El antifascista acusado de una paliza a una joven en Murcia recobra la libertad


Alejandro E. S., que niega haber participado en el linchamiento, debe acudir al juzgado cada 15 días y no podrá acercarse a la víctima

Alejandro E., en su traslado al juzgado el pasado enero. / V. V.icéns

Tras más de un mes entre rejas, Alejandro E., el principal acusado de la agresión sufrida el pasado enero por una joven, Lucía, a las puertas de un pub de Murcia, recobra la libertad. Según ha podido saber ‘La Verdad’, la titular del Juzgado de Instrucción número 2 de Murcia dictó este martes un auto en el que decreta la libertad provisional del joven, natural de Cehegín pero vecino de Murcia. El letrado Pedro López Graña, que representa a la víctima, confirmó ayer su intención de no recurrir este auto, por lo que la salida de Alejandro E. de la cárcel era ayer algo inminente.

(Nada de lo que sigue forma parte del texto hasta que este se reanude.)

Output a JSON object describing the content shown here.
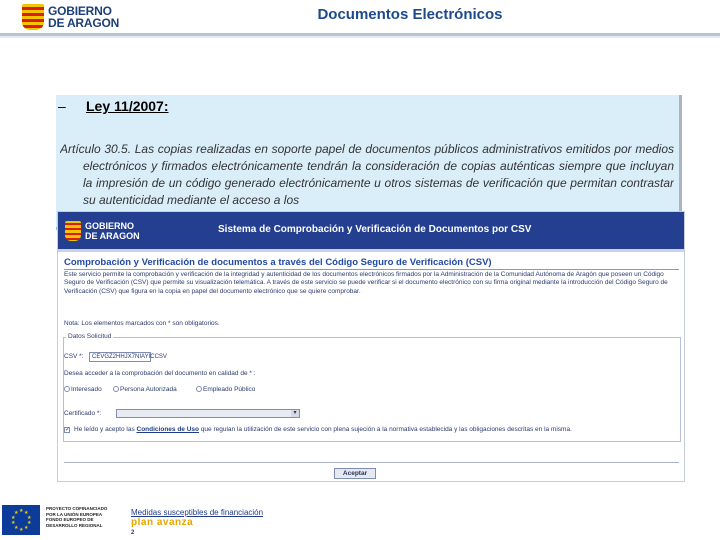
{
  "header": {
    "logo_line1": "GOBIERNO",
    "logo_line2": "DE ARAGON",
    "title": "Documentos Electrónicos"
  },
  "slide": {
    "bullet_dash": "–",
    "law_title": "Ley 11/2007:",
    "article_text": "Artículo 30.5. Las copias realizadas en soporte papel de documentos públicos administrativos emitidos por medios electrónicos y firmados electrónicamente tendrán la consideración de copias auténticas siempre que incluyan la impresión de un código generado electrónicamente u otros sistemas de verificación que permitan contrastar su autenticidad mediante el acceso a los"
  },
  "embedded": {
    "logo_line1": "GOBIERNO",
    "logo_line2": "DE ARAGON",
    "system_title": "Sistema de Comprobación y Verificación de Documentos por CSV",
    "subtitle": "Comprobación y Verificación de documentos a través del Código Seguro de Verificación (CSV)",
    "intro": "Este servicio permite la comprobación y verificación de la integridad y autenticidad de los documentos electrónicos firmados por la Administración de la Comunidad Autónoma de Aragón que poseen un Código Seguro de Verificación (CSV) que permite su visualización telemática. A través de este servicio se puede verificar si el documento electrónico con su firma original mediante la introducción del Código Seguro de Verificación (CSV) que figura en la copia en papel del documento electrónico que se quiere comprobar.",
    "note": "Nota: Los elementos marcados con * son obligatorios.",
    "legend": "Datos Solicitud",
    "csv_label": "CSV *:",
    "csv_value": "CEVGZ2HHJX7NIAYICCSV",
    "access_question": "Desea acceder a la comprobación del documento en calidad de * :",
    "radio_options": [
      "Interesado",
      "Persona Autorizada",
      "Empleado Público"
    ],
    "cert_label": "Certificado *:",
    "consent_prefix": "He leído y acepto las",
    "consent_link": "Condiciones de Uso",
    "consent_suffix": "que regulan la utilización de este servicio con plena sujeción a la normativa establecida y las obligaciones descritas en la misma.",
    "accept_button": "Aceptar"
  },
  "footer": {
    "eu_text": "PROYECTO COFINANCIADO POR LA UNIÓN EUROPEA FONDO EUROPEO DE DESARROLLO REGIONAL",
    "funding_label": "Medidas susceptibles de financiación",
    "plan_logo": "plan avanza",
    "plan_small": "2"
  }
}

Este joven, que en los últimos comicios figuraba como número 9 de Ganar Cehegín, se encontraba en prisión desde el pasado 24 de enero, cuando declaró ante la juez por su supuesta implicación en el linchamiento que un grupo de extrema izquierda propinó a una joven -a la que vinculaban con la extrema derecha- a las puertas del local La Boca del Lobo de Murcia. En su declaración, el joven, que está siendo defendido por el letrado José María Caballero, reconoció ser «antifascista porque mi abuela está enterrada en una cuneta». Pese a las imágenes captadas por un testigo con un teléfono móvil, negó, no obstante, cualquier implicación en la agresión. «Puede ser que salga en algún vídeo, pero no di ninguna patada», recalcó. «Vi el follón y me aparté». También negó que conociese al resto de arrestados, entre ellos Carlos V. P. y Ariadna R. S., la chica que presuntamente golpea en primer lugar a la víctima.

Según ha podido saber este diario, la titular del Juzgado de Instrucción número 2 de Murcia remarca en el auto que, en base al informe forense conocido en febrero, la víctima sufrió la pérdida de un diente y lesiones que «no fueron de gravedad». Además, argumenta que, aunque «el riesgo de fuga no puede desdeñarse», el joven tiene una casa en Murcia, donde estudia, y familia en Cehegín. Entiende, además, que la agresión fue «un incidente aislado».

Con estos argumentos, concede al joven la libertad provisional, pero le impone varios requisitos, entre ellos la obligación de comparecer en el juzgado quincenalmente -y cuantas veces se le requiera-.

La magistrada le obliga, asimismo, a comunicar al juzgado cualquier cambio de domicilio y le retiene el pasaporte para evitar su salida del país. Alejandro E. no podrá, además, acercarse a menos de 500 metros de la víctima, de su domicilio y de su lugar de trabajo, ni comunicarse con ella por ningún medio. La juez le advierte de que en el caso de que incumpla cualquiera de estas medidas volverá de nuevo a prisión.